Don’t Call It an Affair: The Truth about Clergy Abuse
“Although clergy of any denomination can sexually exploit children, teens, men, or women, many experts estimate that over 95% of victims of sexual exploitation by clergy are adult women.” — The Silent Majority: Adult Victims of Sexual Exploitation by Clergy
As much as we would like to believe otherwise, clergy abuse of women is a reality in the Jewish community, as it is in many other religious and spiritual communities. Consider the following representative examples:
Rabbi Robert Kirschner
resigned from his position at Congregation Emanu-El in San Francisco in
1992 after several women reported him for sexual misconduct. Nearly
five years later, he admitted to his actions and apologized.
Rabbi Sheldon Zimmerman
was suspended from the Central Conference of American Rabbis in 2000
for violating “sexual ethics and sexual boundaries” in “personal
relationships” and resigned his position as president of the Hebrew
Union College-Jewish Institute of Religion.
Rabbi Mordecai Tendler
was expelled from the Rabbinical Council of America in 2005 over
reports that he “engaged in sexual affairs with several women, among
them women who had come to him for rabbinic counseling.” He proclaimed
his innocence, but a number of his colleagues did not find his claims credible.
Rabbi Mordechai Gafni
was fired from Bayit Chadash, a Tel Aviv-based spiritual community, in
2006 “amid allegations of sexual misconduct and exploitation of
employee-employer relations” and after many years of reports of sexual
misconduct by multiple women. Reb Zalman Schachter-Shalomi revoked his
rabbinical ordination.
Rabbi Erik Siroka
was expelled from the Central Conference of American Rabbis in 2014
after a woman lodged a sexual misconduct complaint against him when he
was employed by a synagogue in South Bend, Indiana. Three other women
say that they were “sexually harassed or had an inappropriate
relationship with Siroka” between 2000 and 2015.

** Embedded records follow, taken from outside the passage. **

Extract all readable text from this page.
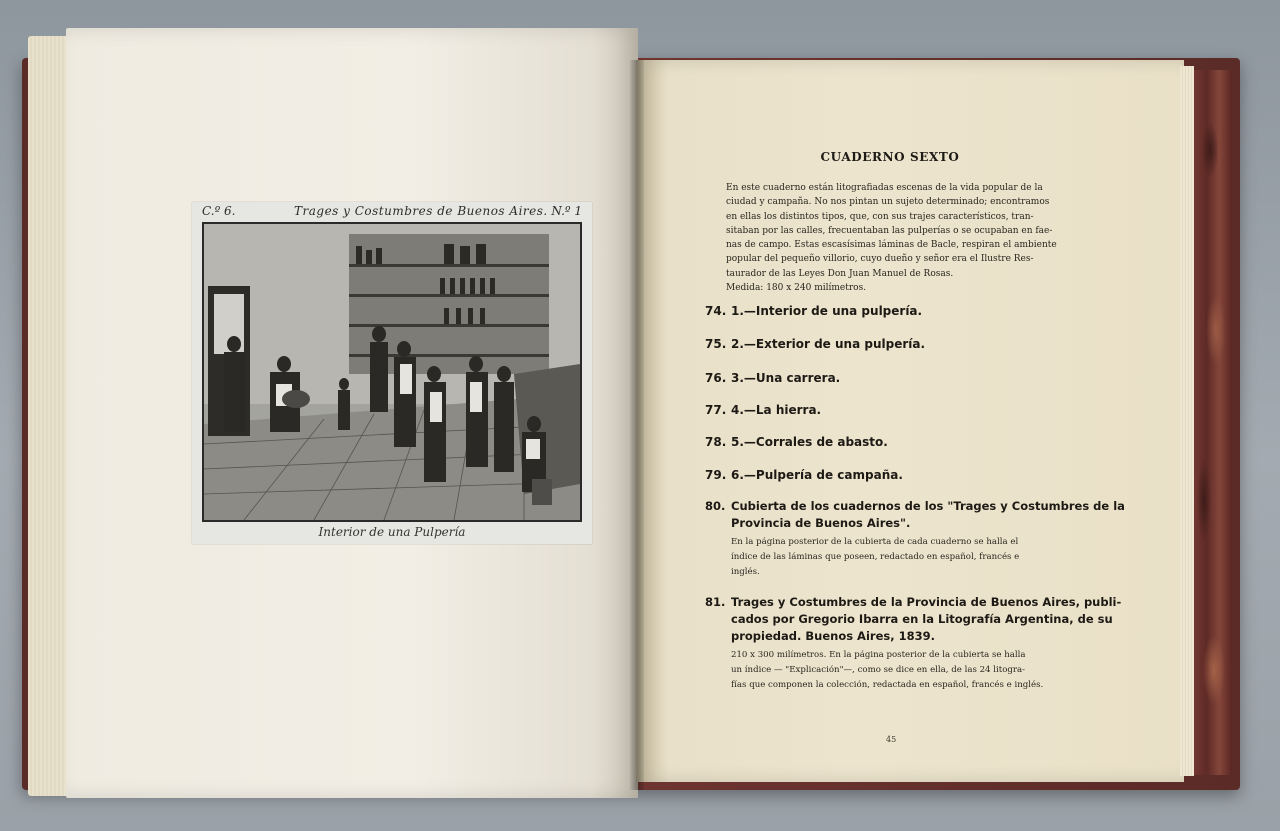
C.º 6.	Trages y Costumbres de Buenos Aires. N.º 1
Interior de una Pulpería
CUADERNO SEXTO
En este cuaderno están litografiadas escenas de la vida popular de la
ciudad y campaña. No nos pintan un sujeto determinado; encontramos
en ellas los distintos tipos, que, con sus trajes característicos, tran-
sitaban por las calles, frecuentaban las pulperías o se ocupaban en fae-
nas de campo. Estas escasísimas láminas de Bacle, respiran el ambiente
popular del pequeño villorio, cuyo dueño y señor era el Ilustre Res-
taurador de las Leyes Don Juan Manuel de Rosas.
Medida: 180 x 240 milímetros.
74. 1.—Interior de una pulpería.
75. 2.—Exterior de una pulpería.
76. 3.—Una carrera.
77. 4.—La hierra.
78. 5.—Corrales de abasto.
79. 6.—Pulpería de campaña.
80. Cubierta de los cuadernos de los "Trages y Costumbres de la
Provincia de Buenos Aires".
En la página posterior de la cubierta de cada cuaderno se halla el
índice de las láminas que poseen, redactado en español, francés e
inglés.
81. Trages y Costumbres de la Provincia de Buenos Aires, publi-
cados por Gregorio Ibarra en la Litografía Argentina, de su
propiedad. Buenos Aires, 1839.
210 x 300 milímetros. En la página posterior de la cubierta se halla
un índice — "Explicación"—, como se dice en ella, de las 24 litogra-
fías que componen la colección, redactada en español, francés e inglés.
45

And just this year, Rabbi Larry Bach
of Judea Reform in Raleigh-Durham, NC resigned after being censured for
having a sexual relationship with a woman who attended his synagogue.
He was suspended from the Central Conference of American Rabbis this past August, after having been privately reprimanded in the past for similar behavior. He asked for the forgiveness of his congregation.
Part of the reason is the fear and shame that adult victims suffer, making them hesitant to talk about what happened to them. Part of the reason is the scapegoating that they encounter when they do disclose.
And part of the reason derives from confusion over how we define clergy sexual abuse itself. Of course, sexual violence by a clergy person is always abuse, but not all clergy abuse involves physical coercion. Indeed, to family, friends, and community, the abuse may look simply like a case of the rabbi and the congregant having an “affair.”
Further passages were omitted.